Distributed convex optimization algorithms employ a variety of methods for achieving exact convergence to the global optimal value (modulo numerical precision): some use time-varying dynamics, some use dynamics on each edge rather than on each node of the communication graph, some use double the communication between nodes per optimization step, and some use a specific initialization that enforces the dynamics to evolve on a particular subspace. Each of these methods has its drawbacks. Using time-varying dynamics might require a global clock, and it might cause transients due to disturbances to take longer and longer to die out as time progresses. Using edge-based rather than node-based dynamics might increase the memory and computation costs, and it typically requires the communication graph to be undirected.

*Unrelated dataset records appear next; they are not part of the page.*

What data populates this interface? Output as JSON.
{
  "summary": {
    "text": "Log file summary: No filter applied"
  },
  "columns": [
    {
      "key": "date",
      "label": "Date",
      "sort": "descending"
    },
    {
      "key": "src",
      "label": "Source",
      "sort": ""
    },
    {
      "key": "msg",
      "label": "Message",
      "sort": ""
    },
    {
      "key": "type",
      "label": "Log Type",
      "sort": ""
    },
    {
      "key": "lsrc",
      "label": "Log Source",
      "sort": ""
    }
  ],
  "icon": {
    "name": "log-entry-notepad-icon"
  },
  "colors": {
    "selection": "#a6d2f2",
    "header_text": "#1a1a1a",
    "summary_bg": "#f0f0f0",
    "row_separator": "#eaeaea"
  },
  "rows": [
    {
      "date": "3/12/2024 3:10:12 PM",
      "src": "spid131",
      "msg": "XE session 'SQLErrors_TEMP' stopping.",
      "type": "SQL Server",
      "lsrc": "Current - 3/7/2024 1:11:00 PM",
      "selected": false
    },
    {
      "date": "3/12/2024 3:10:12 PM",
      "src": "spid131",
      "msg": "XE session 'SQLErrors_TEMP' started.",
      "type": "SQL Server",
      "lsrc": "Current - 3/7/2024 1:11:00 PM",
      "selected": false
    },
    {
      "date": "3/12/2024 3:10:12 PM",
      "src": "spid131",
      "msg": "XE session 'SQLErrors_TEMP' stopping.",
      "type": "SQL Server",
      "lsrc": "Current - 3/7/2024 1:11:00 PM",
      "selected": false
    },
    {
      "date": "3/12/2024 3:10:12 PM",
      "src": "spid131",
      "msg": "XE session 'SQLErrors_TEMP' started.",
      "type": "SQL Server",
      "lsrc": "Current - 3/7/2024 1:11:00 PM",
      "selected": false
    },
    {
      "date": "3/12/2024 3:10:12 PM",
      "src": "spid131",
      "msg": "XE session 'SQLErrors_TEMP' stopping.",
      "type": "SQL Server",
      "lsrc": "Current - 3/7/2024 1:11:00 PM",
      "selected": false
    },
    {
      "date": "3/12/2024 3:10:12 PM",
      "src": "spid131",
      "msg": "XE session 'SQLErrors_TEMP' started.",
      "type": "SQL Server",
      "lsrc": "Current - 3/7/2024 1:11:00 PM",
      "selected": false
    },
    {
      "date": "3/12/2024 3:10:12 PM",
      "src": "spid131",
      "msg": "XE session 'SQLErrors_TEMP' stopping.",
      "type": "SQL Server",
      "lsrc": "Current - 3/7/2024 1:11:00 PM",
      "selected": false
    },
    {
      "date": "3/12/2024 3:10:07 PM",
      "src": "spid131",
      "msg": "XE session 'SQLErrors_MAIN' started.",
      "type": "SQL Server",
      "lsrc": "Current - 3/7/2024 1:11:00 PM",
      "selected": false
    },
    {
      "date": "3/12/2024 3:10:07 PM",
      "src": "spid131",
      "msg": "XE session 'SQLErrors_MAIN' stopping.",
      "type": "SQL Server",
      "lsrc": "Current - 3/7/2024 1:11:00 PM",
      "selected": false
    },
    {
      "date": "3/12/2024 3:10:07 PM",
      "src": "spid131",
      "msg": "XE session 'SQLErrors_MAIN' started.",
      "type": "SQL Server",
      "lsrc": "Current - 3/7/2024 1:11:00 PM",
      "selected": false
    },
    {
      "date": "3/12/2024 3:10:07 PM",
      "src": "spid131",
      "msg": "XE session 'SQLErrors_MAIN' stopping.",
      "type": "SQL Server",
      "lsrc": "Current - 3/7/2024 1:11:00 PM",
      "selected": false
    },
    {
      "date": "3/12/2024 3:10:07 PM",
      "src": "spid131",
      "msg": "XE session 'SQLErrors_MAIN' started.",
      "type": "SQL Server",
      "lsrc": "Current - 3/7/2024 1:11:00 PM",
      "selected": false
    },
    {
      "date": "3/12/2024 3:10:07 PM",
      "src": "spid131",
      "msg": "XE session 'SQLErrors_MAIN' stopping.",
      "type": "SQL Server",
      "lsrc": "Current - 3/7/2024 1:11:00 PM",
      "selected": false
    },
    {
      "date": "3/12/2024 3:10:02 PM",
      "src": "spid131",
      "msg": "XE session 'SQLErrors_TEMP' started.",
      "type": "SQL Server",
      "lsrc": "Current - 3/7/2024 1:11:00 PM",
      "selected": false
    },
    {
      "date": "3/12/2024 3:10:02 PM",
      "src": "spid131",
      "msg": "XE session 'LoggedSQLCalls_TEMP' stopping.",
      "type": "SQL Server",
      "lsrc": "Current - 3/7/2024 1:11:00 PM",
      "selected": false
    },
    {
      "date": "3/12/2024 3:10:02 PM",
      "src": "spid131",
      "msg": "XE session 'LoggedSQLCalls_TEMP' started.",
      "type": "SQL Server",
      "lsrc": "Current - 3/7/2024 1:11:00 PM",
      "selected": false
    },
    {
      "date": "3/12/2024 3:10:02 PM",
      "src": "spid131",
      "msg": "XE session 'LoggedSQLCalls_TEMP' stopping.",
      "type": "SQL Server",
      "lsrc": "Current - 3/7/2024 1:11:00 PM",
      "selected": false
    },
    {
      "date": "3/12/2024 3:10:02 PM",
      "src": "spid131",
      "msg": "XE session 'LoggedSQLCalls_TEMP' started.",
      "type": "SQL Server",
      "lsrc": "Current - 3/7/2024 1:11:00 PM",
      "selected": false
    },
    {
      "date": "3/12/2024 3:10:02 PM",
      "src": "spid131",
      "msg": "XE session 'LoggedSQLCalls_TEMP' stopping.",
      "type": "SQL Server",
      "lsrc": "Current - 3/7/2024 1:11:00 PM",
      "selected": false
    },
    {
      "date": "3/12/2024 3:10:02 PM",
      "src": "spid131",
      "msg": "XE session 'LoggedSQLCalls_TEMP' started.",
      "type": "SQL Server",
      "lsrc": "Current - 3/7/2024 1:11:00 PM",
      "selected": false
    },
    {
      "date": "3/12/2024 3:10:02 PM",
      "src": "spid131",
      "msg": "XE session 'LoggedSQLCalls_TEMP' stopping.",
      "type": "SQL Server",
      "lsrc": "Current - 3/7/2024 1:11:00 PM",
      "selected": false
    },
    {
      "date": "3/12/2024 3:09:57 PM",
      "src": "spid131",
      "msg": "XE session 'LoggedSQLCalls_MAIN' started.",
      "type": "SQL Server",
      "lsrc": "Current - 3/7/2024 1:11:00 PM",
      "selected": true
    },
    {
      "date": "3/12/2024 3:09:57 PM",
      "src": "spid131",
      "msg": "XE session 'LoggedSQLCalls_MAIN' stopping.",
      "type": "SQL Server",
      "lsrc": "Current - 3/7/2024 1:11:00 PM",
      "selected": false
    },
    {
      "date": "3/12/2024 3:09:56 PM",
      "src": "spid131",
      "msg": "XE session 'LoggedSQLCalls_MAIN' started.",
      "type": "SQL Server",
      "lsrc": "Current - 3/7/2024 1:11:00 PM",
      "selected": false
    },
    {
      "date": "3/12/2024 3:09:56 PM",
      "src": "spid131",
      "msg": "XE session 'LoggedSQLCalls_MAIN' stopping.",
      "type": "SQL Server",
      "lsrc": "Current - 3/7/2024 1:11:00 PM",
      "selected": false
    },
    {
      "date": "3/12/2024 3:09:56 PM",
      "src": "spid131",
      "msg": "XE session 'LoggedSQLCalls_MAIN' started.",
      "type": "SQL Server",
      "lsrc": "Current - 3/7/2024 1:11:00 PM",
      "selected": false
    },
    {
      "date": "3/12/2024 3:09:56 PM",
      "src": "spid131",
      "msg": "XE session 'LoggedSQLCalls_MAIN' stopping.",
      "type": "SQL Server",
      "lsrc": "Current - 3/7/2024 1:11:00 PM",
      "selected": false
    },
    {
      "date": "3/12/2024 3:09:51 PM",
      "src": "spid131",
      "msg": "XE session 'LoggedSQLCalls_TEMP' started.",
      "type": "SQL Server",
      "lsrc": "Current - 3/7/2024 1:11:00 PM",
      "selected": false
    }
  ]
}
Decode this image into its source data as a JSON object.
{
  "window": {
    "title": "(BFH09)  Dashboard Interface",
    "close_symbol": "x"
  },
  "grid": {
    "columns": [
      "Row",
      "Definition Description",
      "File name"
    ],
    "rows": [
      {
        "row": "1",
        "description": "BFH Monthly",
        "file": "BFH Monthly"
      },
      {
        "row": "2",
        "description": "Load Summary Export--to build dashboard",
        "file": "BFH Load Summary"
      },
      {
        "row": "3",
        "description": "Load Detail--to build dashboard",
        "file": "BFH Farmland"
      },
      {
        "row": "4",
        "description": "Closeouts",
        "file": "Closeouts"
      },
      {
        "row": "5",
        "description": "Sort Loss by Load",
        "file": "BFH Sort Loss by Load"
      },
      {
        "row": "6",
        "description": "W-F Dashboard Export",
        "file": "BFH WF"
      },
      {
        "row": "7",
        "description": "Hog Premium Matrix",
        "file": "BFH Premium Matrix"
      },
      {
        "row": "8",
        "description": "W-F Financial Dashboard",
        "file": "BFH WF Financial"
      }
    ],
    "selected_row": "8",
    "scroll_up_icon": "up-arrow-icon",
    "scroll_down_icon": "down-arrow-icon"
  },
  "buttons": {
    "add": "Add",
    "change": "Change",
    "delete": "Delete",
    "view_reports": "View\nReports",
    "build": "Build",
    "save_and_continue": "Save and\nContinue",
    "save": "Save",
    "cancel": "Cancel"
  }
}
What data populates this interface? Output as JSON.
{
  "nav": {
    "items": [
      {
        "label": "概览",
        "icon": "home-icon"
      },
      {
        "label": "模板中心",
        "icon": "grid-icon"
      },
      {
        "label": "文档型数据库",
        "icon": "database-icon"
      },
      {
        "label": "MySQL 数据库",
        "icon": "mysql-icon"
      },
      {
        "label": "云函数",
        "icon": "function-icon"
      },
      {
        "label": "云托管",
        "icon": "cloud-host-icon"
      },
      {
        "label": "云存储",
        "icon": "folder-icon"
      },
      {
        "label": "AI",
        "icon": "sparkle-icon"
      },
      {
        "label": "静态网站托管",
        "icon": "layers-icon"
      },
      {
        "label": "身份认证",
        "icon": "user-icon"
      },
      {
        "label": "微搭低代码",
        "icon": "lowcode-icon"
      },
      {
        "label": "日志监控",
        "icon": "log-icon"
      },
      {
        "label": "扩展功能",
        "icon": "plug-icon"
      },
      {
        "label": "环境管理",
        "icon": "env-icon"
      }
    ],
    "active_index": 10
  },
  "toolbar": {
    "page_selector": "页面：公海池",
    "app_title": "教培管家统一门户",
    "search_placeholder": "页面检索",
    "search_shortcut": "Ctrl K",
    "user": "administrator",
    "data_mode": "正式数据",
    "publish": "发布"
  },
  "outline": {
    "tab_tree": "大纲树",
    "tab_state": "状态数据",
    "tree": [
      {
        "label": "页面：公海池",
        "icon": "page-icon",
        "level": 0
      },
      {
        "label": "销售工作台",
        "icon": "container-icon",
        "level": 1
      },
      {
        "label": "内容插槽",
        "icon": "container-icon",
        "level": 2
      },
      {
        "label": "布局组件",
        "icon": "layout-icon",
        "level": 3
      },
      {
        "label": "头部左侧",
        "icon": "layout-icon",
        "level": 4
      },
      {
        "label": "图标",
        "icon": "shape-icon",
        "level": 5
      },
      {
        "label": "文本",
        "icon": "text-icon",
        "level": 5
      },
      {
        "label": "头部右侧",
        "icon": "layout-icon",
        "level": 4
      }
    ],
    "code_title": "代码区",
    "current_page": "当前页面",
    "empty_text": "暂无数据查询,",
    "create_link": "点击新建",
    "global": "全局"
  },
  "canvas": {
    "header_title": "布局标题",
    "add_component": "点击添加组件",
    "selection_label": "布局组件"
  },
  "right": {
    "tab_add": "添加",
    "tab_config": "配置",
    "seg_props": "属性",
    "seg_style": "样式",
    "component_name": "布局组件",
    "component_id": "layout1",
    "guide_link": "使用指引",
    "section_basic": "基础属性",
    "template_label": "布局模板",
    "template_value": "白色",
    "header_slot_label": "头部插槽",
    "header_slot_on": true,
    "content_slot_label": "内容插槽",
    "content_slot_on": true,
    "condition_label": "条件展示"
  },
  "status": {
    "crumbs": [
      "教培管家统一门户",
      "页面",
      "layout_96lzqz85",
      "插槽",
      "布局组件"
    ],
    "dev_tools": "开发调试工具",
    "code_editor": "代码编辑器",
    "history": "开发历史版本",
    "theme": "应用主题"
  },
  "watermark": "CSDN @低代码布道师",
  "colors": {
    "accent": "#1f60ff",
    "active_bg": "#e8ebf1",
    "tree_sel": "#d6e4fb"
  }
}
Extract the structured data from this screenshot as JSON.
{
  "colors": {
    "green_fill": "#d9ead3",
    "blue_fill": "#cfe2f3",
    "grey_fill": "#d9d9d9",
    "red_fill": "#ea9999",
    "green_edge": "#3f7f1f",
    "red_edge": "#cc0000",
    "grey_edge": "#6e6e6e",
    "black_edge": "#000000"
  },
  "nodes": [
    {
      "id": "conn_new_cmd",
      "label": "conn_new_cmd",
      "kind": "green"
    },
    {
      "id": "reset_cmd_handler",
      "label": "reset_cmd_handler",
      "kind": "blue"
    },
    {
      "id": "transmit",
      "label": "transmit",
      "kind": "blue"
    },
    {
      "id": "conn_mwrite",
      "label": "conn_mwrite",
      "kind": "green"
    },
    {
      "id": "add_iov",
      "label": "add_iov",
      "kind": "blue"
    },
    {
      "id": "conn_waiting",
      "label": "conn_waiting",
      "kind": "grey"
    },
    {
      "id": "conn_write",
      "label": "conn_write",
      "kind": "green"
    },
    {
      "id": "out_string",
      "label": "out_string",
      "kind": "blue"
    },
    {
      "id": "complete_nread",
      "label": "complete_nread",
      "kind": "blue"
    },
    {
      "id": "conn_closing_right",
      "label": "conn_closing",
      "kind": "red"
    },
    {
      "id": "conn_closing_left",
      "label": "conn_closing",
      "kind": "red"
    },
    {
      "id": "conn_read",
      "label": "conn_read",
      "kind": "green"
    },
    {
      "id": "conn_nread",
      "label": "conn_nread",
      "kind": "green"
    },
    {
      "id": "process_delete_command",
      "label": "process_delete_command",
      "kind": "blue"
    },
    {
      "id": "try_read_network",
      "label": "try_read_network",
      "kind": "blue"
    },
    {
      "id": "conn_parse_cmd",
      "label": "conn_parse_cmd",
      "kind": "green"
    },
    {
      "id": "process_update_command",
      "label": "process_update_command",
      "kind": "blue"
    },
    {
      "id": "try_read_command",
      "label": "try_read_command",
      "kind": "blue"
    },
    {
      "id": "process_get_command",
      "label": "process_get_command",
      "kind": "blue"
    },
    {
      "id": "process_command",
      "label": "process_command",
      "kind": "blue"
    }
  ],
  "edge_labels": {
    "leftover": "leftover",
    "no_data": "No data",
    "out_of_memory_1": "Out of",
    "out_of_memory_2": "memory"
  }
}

Using double the communication per optimization step might increase the communication cost, and it might also slow down the convergence to the optimal value. Using a specific initialization to enforce a particular invariant subspace might render the algorithm unable to recover from faults or disturbances that perturb its dynamics from this subspace, resulting in convergence to the incorrect value. In this latter case we say that the algorithm is not self-healing. In our previous work [1] we considered strongly convex objective functions having Lipschitz continuous gradients, and we introduced a new first-order method for achieving exact convergence to the global optimal value. Our new algorithm has none of the above drawbacks, and in particular it is a self-healing algorithm. But, it does possess a peculiar internal instability: each node has states that grows linearly in time even as its output converges to the optimal value. In the present work, we consider general non-smooth and extended-real-valued convex objective functions (which can thus incorporate hard convex constraints). We present proximal algorithms that again employ our new, internally unstable method for achieving exact convergence.